Fiera Milano Spa, unica quotata, a settembre 2012 evidenziava un utile ante imposte di 10,58 milioni di euro (5,5 a settembre 2011) e ricavi per 205,5 milioni (188,7 al terzo trimestre 2011), ma un debito salito a quota 92,6 milioni rispetto ai 52,2 di fine 2011. L’anno scorso è stato distribuito un dividendo di 20 centesimi, quest’anno non si sa. Complessivamente, nel 2011 le prime sei fiere italiane hanno generato ricavi per mezzo miliardo (508,8 milioni), utili per soli 12,6 milioni e hanno accumulato un debito di 253,8 milioni (esclusa Verona). In altre parole, i ricavi bastano a malapena a coprire i costi e l’utile a servire il debito. Quanto potrà durare?
Enrico Pazzali, amministratore delegato di Fiera Milano, preferisce non rilasciare alcun commento a Linkiesta sugli eventuali dividendi che la società potrebbe distribuire a fine marzo, ma accetta una riflessione ad ampio raggio: «In Italia abbiamo oltre 60 fiere», dice, «di queste nella top 10 mondiale c’è solo Milano. In Germania le fiere sono 16, 7 delle quali sono nella top ten. Questo perché vengono utilizzate come strumento di politica industriale: Hannover è andata in Cina per la prima volta vent’anni fa». «Il nostro problema – continua – è che abbiamo un numero di spazi espositivi esagerato rispetto alla domanda. In questo senso la proprietà del quartiere fieristico dove l’economia è in crescita rappresenta un indubbio vantaggio. Quando l’economia si contrae potrebbe dare qualche problemino, soprattutto se non si trova in un contesto competitivo».
Nonostante Fiera Milano sia entrata nel capitale della turca Interteks Uluslararasi Fuarcilik e del Cape Gourmet Food Festival di Johannesburg con un investimento di poco meno di 8 milioni di euro complessivi – e abbia annunciato 70 fiere all’estero per quest’anno, Pazzali non dimentica la Lombardia: «Noi all’anno generiamo oltre 4 miliardi di euro sul territorio, portando mezzo milione di turisti stranieri. Non bisogna poi dimenticare che il 30% delle esportazioni mondiali viene dall’Europa: Fiera Milano spende 20 milioni di euro l’anno per attrarre qui i buyers di tutto il mondo, senza alcun investimento pubblico».

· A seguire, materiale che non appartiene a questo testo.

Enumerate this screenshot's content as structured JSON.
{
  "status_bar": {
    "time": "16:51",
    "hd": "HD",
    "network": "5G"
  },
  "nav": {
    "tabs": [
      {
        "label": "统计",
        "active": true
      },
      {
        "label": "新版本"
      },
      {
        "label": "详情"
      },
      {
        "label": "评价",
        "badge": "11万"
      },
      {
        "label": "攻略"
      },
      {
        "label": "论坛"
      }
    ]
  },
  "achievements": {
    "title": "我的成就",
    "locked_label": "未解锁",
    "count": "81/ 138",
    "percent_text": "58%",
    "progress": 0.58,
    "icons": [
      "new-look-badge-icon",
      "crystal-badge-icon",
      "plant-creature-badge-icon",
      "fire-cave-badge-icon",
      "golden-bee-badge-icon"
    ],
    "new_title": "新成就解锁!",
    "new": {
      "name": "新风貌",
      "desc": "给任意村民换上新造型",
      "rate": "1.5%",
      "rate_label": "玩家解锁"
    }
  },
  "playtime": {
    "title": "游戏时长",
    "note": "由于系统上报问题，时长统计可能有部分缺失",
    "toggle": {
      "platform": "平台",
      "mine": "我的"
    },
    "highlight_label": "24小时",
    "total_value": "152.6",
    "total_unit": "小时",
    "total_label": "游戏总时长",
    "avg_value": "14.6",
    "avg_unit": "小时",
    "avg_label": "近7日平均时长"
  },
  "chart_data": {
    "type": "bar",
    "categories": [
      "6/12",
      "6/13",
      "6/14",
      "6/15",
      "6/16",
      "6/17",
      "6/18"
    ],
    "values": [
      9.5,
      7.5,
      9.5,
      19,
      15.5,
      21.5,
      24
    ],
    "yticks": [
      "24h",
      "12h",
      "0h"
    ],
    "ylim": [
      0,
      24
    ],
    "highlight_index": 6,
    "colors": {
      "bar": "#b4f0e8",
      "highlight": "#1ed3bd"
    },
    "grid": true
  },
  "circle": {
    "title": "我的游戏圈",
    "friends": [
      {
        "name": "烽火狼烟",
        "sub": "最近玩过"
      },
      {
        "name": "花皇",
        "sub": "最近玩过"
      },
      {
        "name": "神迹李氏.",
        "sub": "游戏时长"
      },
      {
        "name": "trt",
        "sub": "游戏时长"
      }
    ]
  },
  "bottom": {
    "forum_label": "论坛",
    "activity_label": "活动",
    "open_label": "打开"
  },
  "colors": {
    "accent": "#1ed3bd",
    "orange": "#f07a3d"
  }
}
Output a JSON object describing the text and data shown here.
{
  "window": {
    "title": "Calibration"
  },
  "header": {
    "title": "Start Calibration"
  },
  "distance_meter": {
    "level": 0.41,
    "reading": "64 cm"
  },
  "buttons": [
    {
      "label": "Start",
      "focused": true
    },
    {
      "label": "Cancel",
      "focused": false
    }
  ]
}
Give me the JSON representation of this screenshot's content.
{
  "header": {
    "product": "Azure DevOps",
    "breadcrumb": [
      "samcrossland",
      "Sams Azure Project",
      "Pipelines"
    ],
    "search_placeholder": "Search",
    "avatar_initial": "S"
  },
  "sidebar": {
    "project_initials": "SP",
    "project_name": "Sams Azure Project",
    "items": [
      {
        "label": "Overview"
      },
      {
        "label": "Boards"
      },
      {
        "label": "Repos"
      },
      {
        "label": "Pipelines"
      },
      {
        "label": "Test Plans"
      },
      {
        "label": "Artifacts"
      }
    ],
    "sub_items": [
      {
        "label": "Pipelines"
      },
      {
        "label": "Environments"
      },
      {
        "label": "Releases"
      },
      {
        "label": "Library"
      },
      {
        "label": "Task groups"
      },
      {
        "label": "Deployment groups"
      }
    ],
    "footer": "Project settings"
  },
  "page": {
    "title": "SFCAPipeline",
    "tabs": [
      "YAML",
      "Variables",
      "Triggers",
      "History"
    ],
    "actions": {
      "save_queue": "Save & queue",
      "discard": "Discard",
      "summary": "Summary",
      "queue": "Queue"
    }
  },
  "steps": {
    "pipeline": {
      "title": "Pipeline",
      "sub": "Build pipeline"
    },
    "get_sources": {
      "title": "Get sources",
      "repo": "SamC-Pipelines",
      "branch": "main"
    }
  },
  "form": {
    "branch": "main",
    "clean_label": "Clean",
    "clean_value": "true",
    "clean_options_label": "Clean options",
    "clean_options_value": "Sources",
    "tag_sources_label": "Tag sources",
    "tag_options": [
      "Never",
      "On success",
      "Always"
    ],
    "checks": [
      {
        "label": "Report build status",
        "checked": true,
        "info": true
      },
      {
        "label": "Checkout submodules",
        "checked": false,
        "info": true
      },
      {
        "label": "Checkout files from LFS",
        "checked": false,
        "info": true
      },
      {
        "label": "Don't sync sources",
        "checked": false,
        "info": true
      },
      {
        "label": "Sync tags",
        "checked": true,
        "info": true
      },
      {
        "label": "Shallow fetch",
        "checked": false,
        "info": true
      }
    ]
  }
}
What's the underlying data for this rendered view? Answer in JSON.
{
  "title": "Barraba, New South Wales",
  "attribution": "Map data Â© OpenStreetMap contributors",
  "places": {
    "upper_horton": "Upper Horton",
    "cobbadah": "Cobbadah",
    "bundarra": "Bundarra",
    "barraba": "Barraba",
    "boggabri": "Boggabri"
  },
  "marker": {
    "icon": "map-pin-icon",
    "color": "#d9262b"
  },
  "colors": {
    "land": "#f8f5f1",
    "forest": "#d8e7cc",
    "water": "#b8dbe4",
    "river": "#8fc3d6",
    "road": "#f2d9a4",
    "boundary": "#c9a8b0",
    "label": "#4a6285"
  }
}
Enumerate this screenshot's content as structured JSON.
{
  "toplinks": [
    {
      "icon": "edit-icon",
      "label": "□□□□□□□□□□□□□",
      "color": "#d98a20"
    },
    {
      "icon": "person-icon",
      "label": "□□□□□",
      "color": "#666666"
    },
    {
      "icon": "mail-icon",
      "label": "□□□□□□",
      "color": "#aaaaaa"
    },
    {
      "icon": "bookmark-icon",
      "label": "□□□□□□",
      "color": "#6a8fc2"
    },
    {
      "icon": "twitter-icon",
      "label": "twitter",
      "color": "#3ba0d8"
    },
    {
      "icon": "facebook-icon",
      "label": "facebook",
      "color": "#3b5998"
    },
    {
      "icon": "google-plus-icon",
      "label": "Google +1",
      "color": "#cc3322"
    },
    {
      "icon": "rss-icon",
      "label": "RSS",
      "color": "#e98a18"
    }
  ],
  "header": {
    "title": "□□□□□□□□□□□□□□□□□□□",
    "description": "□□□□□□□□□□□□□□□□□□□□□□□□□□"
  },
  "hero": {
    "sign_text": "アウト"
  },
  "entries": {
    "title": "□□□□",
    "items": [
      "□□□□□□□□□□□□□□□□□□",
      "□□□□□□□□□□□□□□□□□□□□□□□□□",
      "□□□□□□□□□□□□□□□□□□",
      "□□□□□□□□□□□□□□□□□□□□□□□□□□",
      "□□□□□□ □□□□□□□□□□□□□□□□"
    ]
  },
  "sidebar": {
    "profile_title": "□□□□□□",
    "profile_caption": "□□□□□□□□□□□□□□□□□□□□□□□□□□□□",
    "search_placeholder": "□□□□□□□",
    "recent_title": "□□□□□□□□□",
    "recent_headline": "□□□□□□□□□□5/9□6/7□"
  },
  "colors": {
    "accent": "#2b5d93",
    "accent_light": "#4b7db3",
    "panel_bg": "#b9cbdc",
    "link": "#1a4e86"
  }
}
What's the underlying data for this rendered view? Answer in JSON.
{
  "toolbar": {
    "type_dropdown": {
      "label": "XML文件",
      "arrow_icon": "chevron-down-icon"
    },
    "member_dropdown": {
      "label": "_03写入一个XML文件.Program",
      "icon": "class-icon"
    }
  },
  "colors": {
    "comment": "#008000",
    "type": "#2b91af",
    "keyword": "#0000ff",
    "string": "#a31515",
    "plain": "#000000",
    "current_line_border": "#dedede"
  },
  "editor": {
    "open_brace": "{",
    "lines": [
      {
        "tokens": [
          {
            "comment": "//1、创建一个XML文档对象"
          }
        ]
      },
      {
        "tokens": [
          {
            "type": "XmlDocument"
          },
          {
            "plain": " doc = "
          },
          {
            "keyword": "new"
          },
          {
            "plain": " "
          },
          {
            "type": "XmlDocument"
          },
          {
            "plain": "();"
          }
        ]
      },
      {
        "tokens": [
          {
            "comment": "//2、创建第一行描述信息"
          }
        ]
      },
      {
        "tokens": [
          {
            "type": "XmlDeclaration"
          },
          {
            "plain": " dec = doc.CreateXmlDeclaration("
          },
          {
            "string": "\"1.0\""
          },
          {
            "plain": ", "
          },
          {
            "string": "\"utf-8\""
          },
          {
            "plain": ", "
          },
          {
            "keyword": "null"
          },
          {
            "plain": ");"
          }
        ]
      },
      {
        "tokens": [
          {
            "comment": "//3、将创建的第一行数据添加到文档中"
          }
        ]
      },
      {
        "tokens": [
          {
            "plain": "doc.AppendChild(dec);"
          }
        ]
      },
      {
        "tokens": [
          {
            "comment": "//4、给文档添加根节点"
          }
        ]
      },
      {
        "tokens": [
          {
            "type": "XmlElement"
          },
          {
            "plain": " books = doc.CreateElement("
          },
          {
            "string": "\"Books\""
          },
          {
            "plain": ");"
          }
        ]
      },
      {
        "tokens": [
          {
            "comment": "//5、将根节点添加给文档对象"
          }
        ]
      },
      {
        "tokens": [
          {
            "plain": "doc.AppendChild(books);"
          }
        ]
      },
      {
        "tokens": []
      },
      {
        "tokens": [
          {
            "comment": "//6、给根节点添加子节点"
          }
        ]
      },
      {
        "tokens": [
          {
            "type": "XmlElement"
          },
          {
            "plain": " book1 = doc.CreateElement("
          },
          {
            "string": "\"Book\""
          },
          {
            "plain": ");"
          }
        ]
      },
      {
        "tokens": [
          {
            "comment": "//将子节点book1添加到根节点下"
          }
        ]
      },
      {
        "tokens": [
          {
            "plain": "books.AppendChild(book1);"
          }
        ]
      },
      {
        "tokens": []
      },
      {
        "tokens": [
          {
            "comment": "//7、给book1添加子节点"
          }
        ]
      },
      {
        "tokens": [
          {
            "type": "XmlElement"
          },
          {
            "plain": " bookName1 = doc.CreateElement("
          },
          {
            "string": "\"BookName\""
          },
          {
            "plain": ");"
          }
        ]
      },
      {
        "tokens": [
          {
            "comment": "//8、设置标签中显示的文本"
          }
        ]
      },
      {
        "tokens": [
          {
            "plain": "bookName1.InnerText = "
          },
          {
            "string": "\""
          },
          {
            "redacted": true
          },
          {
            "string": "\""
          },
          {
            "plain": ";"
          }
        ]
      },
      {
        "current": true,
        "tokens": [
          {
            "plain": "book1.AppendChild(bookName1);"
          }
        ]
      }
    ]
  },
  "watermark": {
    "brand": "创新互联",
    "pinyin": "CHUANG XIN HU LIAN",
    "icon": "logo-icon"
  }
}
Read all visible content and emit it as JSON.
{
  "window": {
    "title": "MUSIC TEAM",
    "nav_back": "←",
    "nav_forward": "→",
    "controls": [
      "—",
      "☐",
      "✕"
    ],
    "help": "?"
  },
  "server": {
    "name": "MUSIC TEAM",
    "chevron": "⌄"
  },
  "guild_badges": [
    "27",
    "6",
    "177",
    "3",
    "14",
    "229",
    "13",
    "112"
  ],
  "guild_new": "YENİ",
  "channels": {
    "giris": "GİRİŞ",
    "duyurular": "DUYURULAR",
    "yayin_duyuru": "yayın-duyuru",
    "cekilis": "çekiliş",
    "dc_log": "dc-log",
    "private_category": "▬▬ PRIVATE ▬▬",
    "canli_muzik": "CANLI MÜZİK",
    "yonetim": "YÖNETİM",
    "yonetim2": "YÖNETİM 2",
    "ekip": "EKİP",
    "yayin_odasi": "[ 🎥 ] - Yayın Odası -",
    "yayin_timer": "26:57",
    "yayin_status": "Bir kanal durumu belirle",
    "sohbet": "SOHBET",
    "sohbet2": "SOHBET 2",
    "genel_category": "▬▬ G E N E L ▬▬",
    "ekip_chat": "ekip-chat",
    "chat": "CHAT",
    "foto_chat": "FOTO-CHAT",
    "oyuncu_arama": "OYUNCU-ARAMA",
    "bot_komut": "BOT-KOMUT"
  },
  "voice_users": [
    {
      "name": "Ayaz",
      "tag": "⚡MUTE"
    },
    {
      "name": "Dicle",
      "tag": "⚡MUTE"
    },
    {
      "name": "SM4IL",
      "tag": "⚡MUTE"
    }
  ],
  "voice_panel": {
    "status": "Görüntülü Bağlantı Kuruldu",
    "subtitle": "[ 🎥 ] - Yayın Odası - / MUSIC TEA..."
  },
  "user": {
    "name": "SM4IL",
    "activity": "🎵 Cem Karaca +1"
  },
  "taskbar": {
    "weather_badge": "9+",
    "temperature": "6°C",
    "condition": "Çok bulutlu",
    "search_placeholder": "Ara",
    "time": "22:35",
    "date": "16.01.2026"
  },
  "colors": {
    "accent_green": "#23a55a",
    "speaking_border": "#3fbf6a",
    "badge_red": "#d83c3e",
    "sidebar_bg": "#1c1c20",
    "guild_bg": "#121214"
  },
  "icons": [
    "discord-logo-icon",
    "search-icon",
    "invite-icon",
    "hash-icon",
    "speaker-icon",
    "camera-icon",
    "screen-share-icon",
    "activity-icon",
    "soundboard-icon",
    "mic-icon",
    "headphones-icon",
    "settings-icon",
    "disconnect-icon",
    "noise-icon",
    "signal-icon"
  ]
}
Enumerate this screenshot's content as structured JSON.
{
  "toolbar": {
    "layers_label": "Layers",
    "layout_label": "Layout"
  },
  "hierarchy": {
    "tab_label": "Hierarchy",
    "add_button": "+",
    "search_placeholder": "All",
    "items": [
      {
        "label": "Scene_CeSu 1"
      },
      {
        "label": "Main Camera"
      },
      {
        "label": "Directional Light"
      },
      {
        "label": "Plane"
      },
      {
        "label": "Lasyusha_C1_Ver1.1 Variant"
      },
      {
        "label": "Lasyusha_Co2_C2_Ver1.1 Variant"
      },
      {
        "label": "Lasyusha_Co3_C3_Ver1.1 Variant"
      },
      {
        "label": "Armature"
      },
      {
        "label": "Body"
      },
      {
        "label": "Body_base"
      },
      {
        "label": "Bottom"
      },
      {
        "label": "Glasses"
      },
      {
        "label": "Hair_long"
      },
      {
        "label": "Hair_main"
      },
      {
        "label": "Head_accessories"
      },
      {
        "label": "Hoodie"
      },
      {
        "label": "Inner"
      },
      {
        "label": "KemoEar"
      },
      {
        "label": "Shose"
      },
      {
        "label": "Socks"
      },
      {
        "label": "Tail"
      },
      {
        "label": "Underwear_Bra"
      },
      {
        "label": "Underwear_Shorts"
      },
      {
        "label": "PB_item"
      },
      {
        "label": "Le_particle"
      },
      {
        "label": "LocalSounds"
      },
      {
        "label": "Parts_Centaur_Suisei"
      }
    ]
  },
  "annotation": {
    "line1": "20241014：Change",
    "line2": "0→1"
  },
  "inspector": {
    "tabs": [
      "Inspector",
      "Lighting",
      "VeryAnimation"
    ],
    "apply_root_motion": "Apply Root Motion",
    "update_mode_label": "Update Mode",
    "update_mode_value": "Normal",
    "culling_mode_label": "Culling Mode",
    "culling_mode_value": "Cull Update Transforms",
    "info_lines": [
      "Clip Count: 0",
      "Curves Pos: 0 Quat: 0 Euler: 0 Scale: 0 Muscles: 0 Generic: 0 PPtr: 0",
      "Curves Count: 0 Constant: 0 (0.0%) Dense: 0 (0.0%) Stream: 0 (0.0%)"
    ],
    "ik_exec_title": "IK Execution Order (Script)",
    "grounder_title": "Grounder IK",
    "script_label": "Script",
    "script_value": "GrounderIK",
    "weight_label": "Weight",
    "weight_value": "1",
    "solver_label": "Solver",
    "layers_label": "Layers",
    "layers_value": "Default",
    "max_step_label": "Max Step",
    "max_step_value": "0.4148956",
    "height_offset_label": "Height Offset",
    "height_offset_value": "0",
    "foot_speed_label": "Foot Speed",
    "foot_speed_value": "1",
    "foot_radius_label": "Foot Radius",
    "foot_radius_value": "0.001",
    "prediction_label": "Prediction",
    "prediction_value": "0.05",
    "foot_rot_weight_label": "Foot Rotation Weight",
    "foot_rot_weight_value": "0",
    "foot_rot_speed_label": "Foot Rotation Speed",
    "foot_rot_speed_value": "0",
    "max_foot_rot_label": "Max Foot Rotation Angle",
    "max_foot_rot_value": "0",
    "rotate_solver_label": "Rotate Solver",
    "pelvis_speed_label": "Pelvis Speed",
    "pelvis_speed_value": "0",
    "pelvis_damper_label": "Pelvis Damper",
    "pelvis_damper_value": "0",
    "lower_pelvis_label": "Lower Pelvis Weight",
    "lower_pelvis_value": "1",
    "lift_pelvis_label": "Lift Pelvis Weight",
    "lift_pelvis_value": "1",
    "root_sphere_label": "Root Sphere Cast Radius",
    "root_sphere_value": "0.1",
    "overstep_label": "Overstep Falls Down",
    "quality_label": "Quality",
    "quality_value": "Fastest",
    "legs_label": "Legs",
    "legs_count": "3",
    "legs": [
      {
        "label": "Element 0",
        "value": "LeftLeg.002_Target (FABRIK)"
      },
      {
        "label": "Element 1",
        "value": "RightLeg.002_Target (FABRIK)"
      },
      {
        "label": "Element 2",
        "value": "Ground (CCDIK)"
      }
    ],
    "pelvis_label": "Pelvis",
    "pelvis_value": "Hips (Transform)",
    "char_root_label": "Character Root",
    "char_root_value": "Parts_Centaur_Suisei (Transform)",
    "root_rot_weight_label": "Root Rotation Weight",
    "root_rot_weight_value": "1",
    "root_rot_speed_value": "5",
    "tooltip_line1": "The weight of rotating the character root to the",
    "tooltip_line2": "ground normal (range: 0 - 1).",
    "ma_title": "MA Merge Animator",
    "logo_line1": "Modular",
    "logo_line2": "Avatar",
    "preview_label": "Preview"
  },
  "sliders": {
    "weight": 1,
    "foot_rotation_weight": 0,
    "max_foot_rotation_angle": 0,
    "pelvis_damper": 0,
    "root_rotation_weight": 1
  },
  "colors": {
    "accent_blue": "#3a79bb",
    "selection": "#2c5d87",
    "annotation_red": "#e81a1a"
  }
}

Pazzali non crede che il ritorno del centralismo sia una soluzione – «non siamo in Cina, siamo un’economia moderna», dice – ma è convinto che ci penserà la proverbiale mano invisibile: «Non sarà una controriforma dell’art. V della Costituzione a razionalizzare il sistema italiano, ma lo farà il mercato. Dobbiamo smettere di finanziare a pioggia fiere e imprese in difficoltà, ma aiutare le Pmi sul territorio con i dividendi che guadagnamo in giro per il mondo». Cioè il mobiliere brianzolo, o l’artigiano marchigiano, che non hanno le risorse per andare a cercarsi i clienti nel mondo.
Se non altro le parole del presidente di Confindustria Giorgio Squinzi – «Le fiere devono essere uno strumento di politica industriale per rilanciare i settori che hanno fatto grande il nostro Paese» – hanno dato qualche speranza in più agli operatori del settore. Il nuovo presidente del consiglio, e il nuovo ministro dello Sviluppo Economico, saprà ascoltare?